9.    Demande à la Commission de créer une plate-forme qui servirait de forum pour le partage de connaissances, d'expériences et de bonnes pratiques, ainsi que pour la coopération transfrontalière sur la gestion et le contrôle efficaces des armes légères et de petit calibre sur tout le continent, avec le soutien des CER/RM. Le Conseil demande également à la Commission de créer un mécanisme crédible pour mesurer et faire rapport sur les progrès accomplis dans la mise en œuvre du plan d'action, en étroite collaboration avec les CER, les MR et les organes régionaux chargés des armes légères, en particulier ceux dotés d'une expertise technique comme le RECSA et la CIRGL, ainsi qu’avec les États membres ;

10.    Demande en outre à la Commission d'envisager la tenue d’un forum devant permettre à l'UA d’établir un dialogue constructif avec les fabricants d'armes ;

11.    Félicite, encore une fois, tous les États membres qui œuvrent à mettre en œuvre les instruments internationaux et régionaux respectifs, y compris le Programme d'action des Nations unies, le Protocole sur le contrôle des armes, des munitions et autres matériels connexes dans la région de la Communauté de développement de l'Afrique australe, le Protocole de Nairobi sur la prévention, le contrôle et la réduction des armes légères et de petit calibre dans la région des Grands Lacs et dans la Corne de l’Afrique, la Convention sur les armes légères et de petit calibre, leurs munitions et autres matériels connexes, de la Communauté économique des États de l’Afrique de l’Ouest, et la Convention de Kinshasa sur le contrôle des armes légères et de petit calibre, de leurs munitions et de toutes leurs pièces et composants pouvant servir à leur fabrication, à leur réparation et à leur assemblage, le Protocole des Nations unies sur les armes et le Traité sur le commerce des armes.

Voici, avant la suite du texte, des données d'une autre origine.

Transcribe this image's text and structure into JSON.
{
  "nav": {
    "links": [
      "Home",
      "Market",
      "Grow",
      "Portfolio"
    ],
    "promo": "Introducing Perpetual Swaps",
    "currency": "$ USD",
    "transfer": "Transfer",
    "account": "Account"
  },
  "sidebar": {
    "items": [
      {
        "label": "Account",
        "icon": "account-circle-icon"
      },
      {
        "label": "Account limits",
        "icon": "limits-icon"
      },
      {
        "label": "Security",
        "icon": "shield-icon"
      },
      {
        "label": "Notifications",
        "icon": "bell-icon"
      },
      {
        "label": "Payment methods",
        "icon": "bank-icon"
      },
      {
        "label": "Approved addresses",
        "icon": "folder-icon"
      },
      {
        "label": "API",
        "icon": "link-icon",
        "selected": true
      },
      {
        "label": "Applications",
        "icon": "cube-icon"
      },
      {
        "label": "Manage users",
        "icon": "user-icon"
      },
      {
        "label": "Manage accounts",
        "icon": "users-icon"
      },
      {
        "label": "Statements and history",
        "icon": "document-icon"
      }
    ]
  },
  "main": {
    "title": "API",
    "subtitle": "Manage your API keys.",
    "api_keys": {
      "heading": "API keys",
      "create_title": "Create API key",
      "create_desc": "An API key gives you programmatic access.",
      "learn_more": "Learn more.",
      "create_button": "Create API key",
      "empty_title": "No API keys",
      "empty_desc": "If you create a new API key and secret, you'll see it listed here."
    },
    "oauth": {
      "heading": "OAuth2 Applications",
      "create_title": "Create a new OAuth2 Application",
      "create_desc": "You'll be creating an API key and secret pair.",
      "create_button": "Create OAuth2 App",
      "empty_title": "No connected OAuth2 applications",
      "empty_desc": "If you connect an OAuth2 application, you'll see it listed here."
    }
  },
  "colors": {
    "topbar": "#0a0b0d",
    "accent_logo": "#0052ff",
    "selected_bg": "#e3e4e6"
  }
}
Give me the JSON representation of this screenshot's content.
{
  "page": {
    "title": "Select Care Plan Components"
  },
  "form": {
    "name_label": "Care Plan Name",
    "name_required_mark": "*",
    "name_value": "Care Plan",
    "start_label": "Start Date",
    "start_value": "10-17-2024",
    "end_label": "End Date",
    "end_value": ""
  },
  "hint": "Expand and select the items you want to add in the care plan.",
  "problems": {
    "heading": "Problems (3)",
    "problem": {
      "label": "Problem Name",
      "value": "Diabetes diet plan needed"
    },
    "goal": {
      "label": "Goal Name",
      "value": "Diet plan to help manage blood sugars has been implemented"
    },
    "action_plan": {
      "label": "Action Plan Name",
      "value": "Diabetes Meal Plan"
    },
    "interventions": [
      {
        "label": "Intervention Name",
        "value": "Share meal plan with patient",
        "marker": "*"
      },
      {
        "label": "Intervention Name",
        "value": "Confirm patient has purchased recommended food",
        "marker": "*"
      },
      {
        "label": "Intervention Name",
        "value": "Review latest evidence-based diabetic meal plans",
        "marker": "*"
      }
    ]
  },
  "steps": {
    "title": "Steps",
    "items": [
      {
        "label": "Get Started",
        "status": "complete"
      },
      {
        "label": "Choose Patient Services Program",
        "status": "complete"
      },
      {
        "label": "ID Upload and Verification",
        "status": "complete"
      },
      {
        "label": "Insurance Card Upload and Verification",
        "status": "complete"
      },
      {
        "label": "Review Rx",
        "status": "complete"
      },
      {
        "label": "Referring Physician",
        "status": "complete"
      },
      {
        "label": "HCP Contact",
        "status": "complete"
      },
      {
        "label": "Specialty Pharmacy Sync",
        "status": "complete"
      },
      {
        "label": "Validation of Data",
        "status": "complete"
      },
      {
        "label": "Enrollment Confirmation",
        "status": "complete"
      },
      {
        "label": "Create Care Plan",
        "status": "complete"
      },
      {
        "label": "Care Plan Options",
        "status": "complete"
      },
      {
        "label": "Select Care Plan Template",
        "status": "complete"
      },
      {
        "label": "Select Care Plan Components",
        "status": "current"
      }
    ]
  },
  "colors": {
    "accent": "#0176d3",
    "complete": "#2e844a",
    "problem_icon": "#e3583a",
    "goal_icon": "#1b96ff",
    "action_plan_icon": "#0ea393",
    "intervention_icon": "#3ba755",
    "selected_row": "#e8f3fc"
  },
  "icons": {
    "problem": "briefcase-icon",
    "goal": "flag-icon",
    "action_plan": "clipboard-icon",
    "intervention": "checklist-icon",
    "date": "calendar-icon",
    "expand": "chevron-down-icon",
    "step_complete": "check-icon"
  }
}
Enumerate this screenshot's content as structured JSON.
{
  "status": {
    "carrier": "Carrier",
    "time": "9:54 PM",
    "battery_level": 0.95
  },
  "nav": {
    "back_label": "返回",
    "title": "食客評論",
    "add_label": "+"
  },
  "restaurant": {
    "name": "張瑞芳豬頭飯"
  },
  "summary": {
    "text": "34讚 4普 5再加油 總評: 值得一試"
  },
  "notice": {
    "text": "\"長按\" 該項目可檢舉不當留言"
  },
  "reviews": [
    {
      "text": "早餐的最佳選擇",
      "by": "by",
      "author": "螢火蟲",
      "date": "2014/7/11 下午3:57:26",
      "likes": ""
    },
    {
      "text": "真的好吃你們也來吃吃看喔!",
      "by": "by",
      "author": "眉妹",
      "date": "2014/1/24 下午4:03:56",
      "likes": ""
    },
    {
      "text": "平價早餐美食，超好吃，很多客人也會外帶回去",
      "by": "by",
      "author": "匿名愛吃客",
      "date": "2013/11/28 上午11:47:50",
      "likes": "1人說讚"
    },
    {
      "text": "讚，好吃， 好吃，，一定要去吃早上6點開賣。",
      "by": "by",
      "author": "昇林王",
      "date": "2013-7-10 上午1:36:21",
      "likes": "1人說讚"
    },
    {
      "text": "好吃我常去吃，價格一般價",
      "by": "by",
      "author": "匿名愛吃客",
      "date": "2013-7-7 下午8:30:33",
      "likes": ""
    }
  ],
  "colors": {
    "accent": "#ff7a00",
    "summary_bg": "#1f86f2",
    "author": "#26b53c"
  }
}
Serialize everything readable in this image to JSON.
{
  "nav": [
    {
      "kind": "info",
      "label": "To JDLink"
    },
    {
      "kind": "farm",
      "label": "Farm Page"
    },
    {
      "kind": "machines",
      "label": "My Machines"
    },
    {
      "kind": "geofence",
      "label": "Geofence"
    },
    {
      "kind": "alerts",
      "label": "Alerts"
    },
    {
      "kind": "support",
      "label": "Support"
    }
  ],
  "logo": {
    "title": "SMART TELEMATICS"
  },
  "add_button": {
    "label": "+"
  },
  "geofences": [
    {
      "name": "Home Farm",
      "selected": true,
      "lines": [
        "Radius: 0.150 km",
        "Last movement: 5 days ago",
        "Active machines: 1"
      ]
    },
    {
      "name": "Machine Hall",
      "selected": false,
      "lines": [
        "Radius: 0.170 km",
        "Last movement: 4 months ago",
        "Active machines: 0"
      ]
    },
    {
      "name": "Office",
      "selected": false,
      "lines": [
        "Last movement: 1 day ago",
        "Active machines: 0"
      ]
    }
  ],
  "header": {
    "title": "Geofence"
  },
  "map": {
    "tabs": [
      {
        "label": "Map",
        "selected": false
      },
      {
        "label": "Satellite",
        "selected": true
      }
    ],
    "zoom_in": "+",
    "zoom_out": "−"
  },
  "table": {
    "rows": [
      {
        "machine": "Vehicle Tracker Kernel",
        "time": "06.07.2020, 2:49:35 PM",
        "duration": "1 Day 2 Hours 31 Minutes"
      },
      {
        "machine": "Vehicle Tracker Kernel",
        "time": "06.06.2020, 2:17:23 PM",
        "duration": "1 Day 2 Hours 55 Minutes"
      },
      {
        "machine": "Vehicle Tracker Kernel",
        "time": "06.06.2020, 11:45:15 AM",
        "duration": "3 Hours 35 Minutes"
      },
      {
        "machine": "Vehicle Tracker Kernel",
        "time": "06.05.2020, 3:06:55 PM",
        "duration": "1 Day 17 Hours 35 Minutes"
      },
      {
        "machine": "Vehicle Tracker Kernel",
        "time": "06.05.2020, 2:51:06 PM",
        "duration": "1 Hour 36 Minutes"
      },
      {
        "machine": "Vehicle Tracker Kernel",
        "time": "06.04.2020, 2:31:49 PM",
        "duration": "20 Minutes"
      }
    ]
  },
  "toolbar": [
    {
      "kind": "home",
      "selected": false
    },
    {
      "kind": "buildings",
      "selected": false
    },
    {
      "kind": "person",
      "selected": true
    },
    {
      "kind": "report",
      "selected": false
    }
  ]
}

Dans ce contexte, le Conseil exhorte, une fois encore, les États membres qui ne l'ont pas encore fait à faire de même sans plus tarder ;

12.    Note avec préoccupation la nature poreuse de la plupart des frontières du continent. À cet égard, le Conseil réitère l’importance que revêt le renforcement des mesures de contrôle des importations et des exportations, de la réponse de la justice pénale au trafic des armes et de la coopération régionale dans la gestion des frontières, y compris à travers le partage de renseignements et d'expériences entre les États membres. Dans ce contexte, le Conseil encourage, une fois encore, une collaboration plus étroite entre les organisations de chefs de police régionales et le Comité des services de renseignement et de sécurité de l'Afrique (CISSA). Dans le même contexte, le Conseil demande à la Commission, à travers le Programme frontière de l'UA, d’apporter l'assistance technique nécessaire aux États membres ;

13.    Attend avec intérêt de recevoir, dans les meilleurs délais, pour examen par le Conseil, le rapport sur la cartographie des flux illicites des armes en Afrique, élaboré conjointement par la Commission et Small Arms Survey, et validé par les CER et les experts internationaux à la fin de 2018 ;

14.    Décide de rester saisi de la question.